30 November 2013

Old People Seen but not Heard in Nanjing

Many Chinese cities now allow riders of mass transit to use various rechargeable methods for paying bus, taxi, and subway fares. Riders boarding don't need to fish for small change from the  bottoms of their pockets. They can simply swipe a card across an electronic sensor, which causes the system to emit a loud beep. Students receiving subsidized fares when swiping their cards generate a different response: "xue sheng piao", which is the equivalent of student ticket or student fare. And up until recently riders of a certain age and above generated the response: "lao ren ka" elderly card, or perhaps, senior citizen card.
These were the three responses. Well, there is a response that means, more or less, "please try again" but I don't remember how it sounds. No more than two weeks ago, I started hearing a new response: "nin hao", which is the formal expression for hello used, if at all, by young people to address somebody senior or of higher rank. It sounds like "ning hao" to me, but that's another matter. It took me a few bumpy bus rides with my mind routinely wandering to realize that this new expression had replaced the previously standard "lao ren ka".

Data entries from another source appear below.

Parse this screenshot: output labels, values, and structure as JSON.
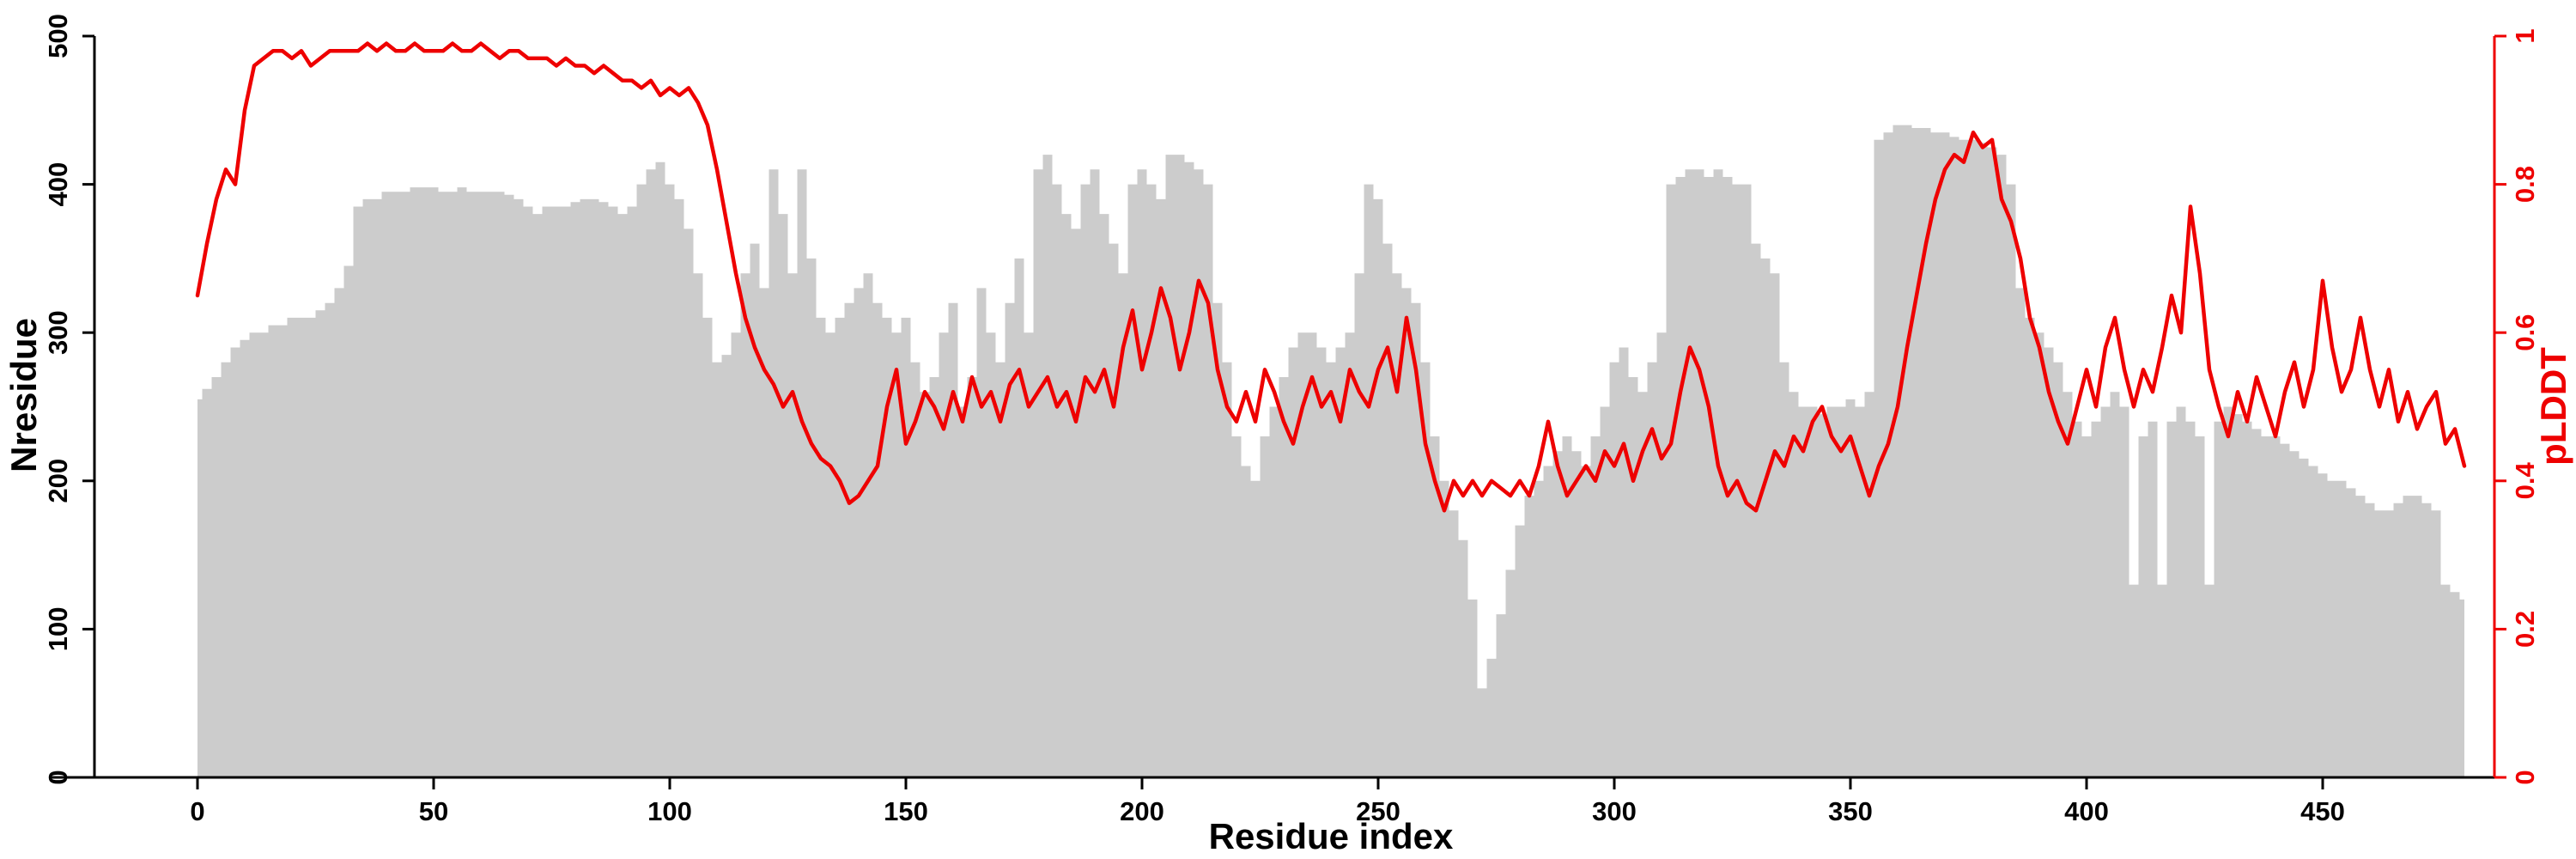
{
  "figure": {
    "background": "#ffffff"
  },
  "chart_data": {
    "type": "bar",
    "title": "",
    "xlabel": "Residue index",
    "ylabel": "Nresidue",
    "y2label": "pLDDT",
    "x_start": 0,
    "x_step": 2,
    "xlim": [
      0,
      480
    ],
    "ylim": [
      0,
      500
    ],
    "y2lim": [
      0,
      1
    ],
    "x_ticks": [
      0,
      50,
      100,
      150,
      200,
      250,
      300,
      350,
      400,
      450
    ],
    "y_ticks": [
      0,
      100,
      200,
      300,
      400,
      500
    ],
    "y2_ticks": [
      0,
      0.2,
      0.4,
      0.6,
      0.8,
      1
    ],
    "y2_tick_labels": [
      "0",
      "0.2",
      "0.4",
      "0.6",
      "0.8",
      "1"
    ],
    "grid": false,
    "legend": "none",
    "colors": {
      "bar": "#cccccc",
      "line": "#ee0000",
      "axis_left": "#000000",
      "axis_right": "#ee0000"
    },
    "series": [
      {
        "name": "Nresidue",
        "type": "bar",
        "axis": "left",
        "color": "#cccccc",
        "values": [
          255,
          262,
          270,
          280,
          290,
          295,
          300,
          300,
          305,
          305,
          310,
          310,
          310,
          315,
          320,
          330,
          345,
          385,
          390,
          390,
          395,
          395,
          395,
          398,
          398,
          398,
          395,
          395,
          398,
          395,
          395,
          395,
          395,
          393,
          390,
          385,
          380,
          385,
          385,
          385,
          388,
          390,
          390,
          388,
          385,
          380,
          385,
          400,
          410,
          415,
          400,
          390,
          370,
          340,
          310,
          280,
          285,
          300,
          340,
          360,
          330,
          410,
          380,
          340,
          410,
          350,
          310,
          300,
          310,
          320,
          330,
          340,
          320,
          310,
          300,
          310,
          280,
          260,
          270,
          300,
          320,
          250,
          270,
          330,
          300,
          280,
          320,
          350,
          300,
          410,
          420,
          400,
          380,
          370,
          400,
          410,
          380,
          360,
          340,
          400,
          410,
          400,
          390,
          420,
          420,
          415,
          410,
          400,
          320,
          280,
          230,
          210,
          200,
          230,
          250,
          270,
          290,
          300,
          300,
          290,
          280,
          290,
          300,
          340,
          400,
          390,
          360,
          340,
          330,
          320,
          280,
          230,
          200,
          180,
          160,
          120,
          60,
          80,
          110,
          140,
          170,
          190,
          200,
          210,
          220,
          230,
          220,
          210,
          230,
          250,
          280,
          290,
          270,
          260,
          280,
          300,
          400,
          405,
          410,
          410,
          405,
          410,
          405,
          400,
          400,
          360,
          350,
          340,
          280,
          260,
          250,
          250,
          245,
          250,
          250,
          255,
          250,
          260,
          430,
          435,
          440,
          440,
          438,
          438,
          435,
          435,
          432,
          430,
          430,
          428,
          425,
          420,
          400,
          330,
          310,
          300,
          290,
          280,
          260,
          240,
          230,
          240,
          250,
          260,
          250,
          130,
          230,
          240,
          130,
          240,
          250,
          240,
          230,
          130,
          240,
          250,
          245,
          240,
          235,
          230,
          230,
          225,
          220,
          215,
          210,
          205,
          200,
          200,
          195,
          190,
          185,
          180,
          180,
          185,
          190,
          190,
          185,
          180,
          130,
          125,
          120
        ]
      },
      {
        "name": "pLDDT",
        "type": "line",
        "axis": "right",
        "color": "#ee0000",
        "values": [
          0.65,
          0.72,
          0.78,
          0.82,
          0.8,
          0.9,
          0.96,
          0.97,
          0.98,
          0.98,
          0.97,
          0.98,
          0.96,
          0.97,
          0.98,
          0.98,
          0.98,
          0.98,
          0.99,
          0.98,
          0.99,
          0.98,
          0.98,
          0.99,
          0.98,
          0.98,
          0.98,
          0.99,
          0.98,
          0.98,
          0.99,
          0.98,
          0.97,
          0.98,
          0.98,
          0.97,
          0.97,
          0.97,
          0.96,
          0.97,
          0.96,
          0.96,
          0.95,
          0.96,
          0.95,
          0.94,
          0.94,
          0.93,
          0.94,
          0.92,
          0.93,
          0.92,
          0.93,
          0.91,
          0.88,
          0.82,
          0.75,
          0.68,
          0.62,
          0.58,
          0.55,
          0.53,
          0.5,
          0.52,
          0.48,
          0.45,
          0.43,
          0.42,
          0.4,
          0.37,
          0.38,
          0.4,
          0.42,
          0.5,
          0.55,
          0.45,
          0.48,
          0.52,
          0.5,
          0.47,
          0.52,
          0.48,
          0.54,
          0.5,
          0.52,
          0.48,
          0.53,
          0.55,
          0.5,
          0.52,
          0.54,
          0.5,
          0.52,
          0.48,
          0.54,
          0.52,
          0.55,
          0.5,
          0.58,
          0.63,
          0.55,
          0.6,
          0.66,
          0.62,
          0.55,
          0.6,
          0.67,
          0.64,
          0.55,
          0.5,
          0.48,
          0.52,
          0.48,
          0.55,
          0.52,
          0.48,
          0.45,
          0.5,
          0.54,
          0.5,
          0.52,
          0.48,
          0.55,
          0.52,
          0.5,
          0.55,
          0.58,
          0.52,
          0.62,
          0.55,
          0.45,
          0.4,
          0.36,
          0.4,
          0.38,
          0.4,
          0.38,
          0.4,
          0.39,
          0.38,
          0.4,
          0.38,
          0.42,
          0.48,
          0.42,
          0.38,
          0.4,
          0.42,
          0.4,
          0.44,
          0.42,
          0.45,
          0.4,
          0.44,
          0.47,
          0.43,
          0.45,
          0.52,
          0.58,
          0.55,
          0.5,
          0.42,
          0.38,
          0.4,
          0.37,
          0.36,
          0.4,
          0.44,
          0.42,
          0.46,
          0.44,
          0.48,
          0.5,
          0.46,
          0.44,
          0.46,
          0.42,
          0.38,
          0.42,
          0.45,
          0.5,
          0.58,
          0.65,
          0.72,
          0.78,
          0.82,
          0.84,
          0.83,
          0.87,
          0.85,
          0.86,
          0.78,
          0.75,
          0.7,
          0.62,
          0.58,
          0.52,
          0.48,
          0.45,
          0.5,
          0.55,
          0.5,
          0.58,
          0.62,
          0.55,
          0.5,
          0.55,
          0.52,
          0.58,
          0.65,
          0.6,
          0.77,
          0.68,
          0.55,
          0.5,
          0.46,
          0.52,
          0.48,
          0.54,
          0.5,
          0.46,
          0.52,
          0.56,
          0.5,
          0.55,
          0.67,
          0.58,
          0.52,
          0.55,
          0.62,
          0.55,
          0.5,
          0.55,
          0.48,
          0.52,
          0.47,
          0.5,
          0.52,
          0.45,
          0.47,
          0.42
        ]
      }
    ]
  }
}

I don't know what to make of this development and I've heard nobody comment on it. My first impulse is to suspect that a cohort of the more mature members of society did not enjoy being regularly reminded of their dates of birth relative to the other riders. I know none of them ever complain about the free fares. Is it possible that ageism has become a sensitive topic in the PRC? Is being 'lao' no longer the same as being revered? I don't know what to make of this, but I wish they would stop calling me lao wai and pointing whenever I get on the same bus. A simple ni hao would be readily appreciated.